Bakın, arkadaşlar, ayıptır. 2004'ten beri bölge mahkemelerini açamıyorsunuz. "Bina yok." dediniz, "Hâkim yok." dediniz. Ayıptır, günahtır. Adli kolluğu oluşturamadınız. Ama maşallah operasyonlar olunca adli kolluk... Sabah da kalktık, gazeteyi açtık, adli kolluğun yine yetkilerini maşallah hemen -yönetmelik ya- değiştirivermişsiniz. İstanbul savcısı Ankara'da soruşturma yapamayacak, Ankara'daki Şırnak'ta yapamayacak. Oh, işte ondan sonra görürsünüz siz! Ankara'daki Ankara'da kalsın, İstanbul'daki İstanbul'da. Peki suç soruşturmaları il sınırı tanıyor mu arkadaşlar? Jandarma kolluğunun alanı var, polis kolluğunun alanı var.
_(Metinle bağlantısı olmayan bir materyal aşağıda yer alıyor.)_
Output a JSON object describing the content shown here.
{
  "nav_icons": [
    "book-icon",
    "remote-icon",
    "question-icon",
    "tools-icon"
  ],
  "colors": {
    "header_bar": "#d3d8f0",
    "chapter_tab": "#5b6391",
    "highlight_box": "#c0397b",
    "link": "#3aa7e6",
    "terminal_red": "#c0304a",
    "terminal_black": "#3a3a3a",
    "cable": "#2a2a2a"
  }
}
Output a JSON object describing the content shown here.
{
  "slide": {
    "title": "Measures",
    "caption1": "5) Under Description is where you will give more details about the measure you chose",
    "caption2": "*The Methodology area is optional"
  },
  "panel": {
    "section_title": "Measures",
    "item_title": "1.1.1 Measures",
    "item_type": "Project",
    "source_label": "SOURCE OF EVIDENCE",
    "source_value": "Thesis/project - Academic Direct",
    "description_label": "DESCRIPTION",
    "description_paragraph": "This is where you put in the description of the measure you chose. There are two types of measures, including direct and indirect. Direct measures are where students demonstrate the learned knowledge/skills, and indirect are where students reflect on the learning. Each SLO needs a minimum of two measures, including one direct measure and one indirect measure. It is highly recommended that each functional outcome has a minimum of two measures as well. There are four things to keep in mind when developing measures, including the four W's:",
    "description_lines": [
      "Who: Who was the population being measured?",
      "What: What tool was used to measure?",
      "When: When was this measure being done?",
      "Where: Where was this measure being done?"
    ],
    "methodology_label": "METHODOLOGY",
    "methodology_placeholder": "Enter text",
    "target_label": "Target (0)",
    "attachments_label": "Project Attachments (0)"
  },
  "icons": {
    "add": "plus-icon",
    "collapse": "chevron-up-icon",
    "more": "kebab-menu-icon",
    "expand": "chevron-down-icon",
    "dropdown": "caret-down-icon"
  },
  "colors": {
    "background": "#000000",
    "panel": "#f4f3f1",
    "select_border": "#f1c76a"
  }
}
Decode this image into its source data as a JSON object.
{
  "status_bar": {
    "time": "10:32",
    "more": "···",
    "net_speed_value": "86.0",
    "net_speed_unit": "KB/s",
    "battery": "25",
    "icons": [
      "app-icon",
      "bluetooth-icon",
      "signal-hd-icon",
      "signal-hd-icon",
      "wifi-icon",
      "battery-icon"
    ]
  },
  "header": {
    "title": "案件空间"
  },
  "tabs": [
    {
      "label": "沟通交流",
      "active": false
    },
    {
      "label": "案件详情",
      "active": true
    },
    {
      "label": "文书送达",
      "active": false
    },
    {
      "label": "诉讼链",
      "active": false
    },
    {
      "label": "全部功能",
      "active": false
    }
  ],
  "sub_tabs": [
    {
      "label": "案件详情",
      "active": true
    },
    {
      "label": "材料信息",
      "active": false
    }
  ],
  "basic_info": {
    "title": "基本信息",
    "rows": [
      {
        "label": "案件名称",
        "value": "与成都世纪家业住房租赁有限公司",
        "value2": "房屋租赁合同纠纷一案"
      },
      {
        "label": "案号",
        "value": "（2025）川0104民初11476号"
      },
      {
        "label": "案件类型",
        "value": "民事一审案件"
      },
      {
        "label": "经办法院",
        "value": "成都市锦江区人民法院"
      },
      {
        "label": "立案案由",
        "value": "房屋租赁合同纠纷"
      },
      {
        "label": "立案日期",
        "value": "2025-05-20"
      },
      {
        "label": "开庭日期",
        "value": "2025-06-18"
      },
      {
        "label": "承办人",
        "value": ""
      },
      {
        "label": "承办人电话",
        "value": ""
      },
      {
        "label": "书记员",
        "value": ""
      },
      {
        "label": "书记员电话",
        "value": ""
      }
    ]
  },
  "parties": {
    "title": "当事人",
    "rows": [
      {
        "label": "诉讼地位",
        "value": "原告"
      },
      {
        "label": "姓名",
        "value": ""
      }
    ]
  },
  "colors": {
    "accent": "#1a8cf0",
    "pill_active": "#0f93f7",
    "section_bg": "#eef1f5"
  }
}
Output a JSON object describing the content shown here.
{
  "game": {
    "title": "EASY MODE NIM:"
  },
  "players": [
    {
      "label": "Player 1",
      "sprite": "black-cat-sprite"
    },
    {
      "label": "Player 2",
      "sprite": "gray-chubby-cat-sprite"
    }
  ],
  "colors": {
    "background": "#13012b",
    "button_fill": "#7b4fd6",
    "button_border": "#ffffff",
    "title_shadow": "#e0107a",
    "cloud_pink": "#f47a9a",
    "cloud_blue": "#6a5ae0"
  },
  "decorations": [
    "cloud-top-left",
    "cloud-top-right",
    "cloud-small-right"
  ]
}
Şimdi, bakın, yine 21'inci yüzyılda hasta hükümlüleri ölüm derecesinde olup bunun önlemini almayanların hepsi cehennemliktir, cehennemlik!. Tek kelimeyle bunu söylüyorum. Hasta hükümlüsüne sahip çıkmayanın ne Allah'ı var ne peygamberi var ne adaleti var ne insanlığı var ne vicdanı var.
(Mikrofon otomatik cihaz tarafından kapatıldı)
HASİP KAPLAN (Devamla) - Bunu da söylüyorum işte. Ölümü bekliyorlar.
ALİ SERİNDAĞ (Gaziantep) - Sorumlu burada.
HASİP KAPLAN (Devamla) - Herkes için söylüyorum arkadaşlar.
Arkadaşlar, öyle eften püften gensoruların yanında yer almayız. (AK PARTİ sıralarından alkışlar) Doğru dürüst gensoru getirin, harbiyen yanınızda yer alalım, grubumuzla alalım. Ciddi söylüyorum.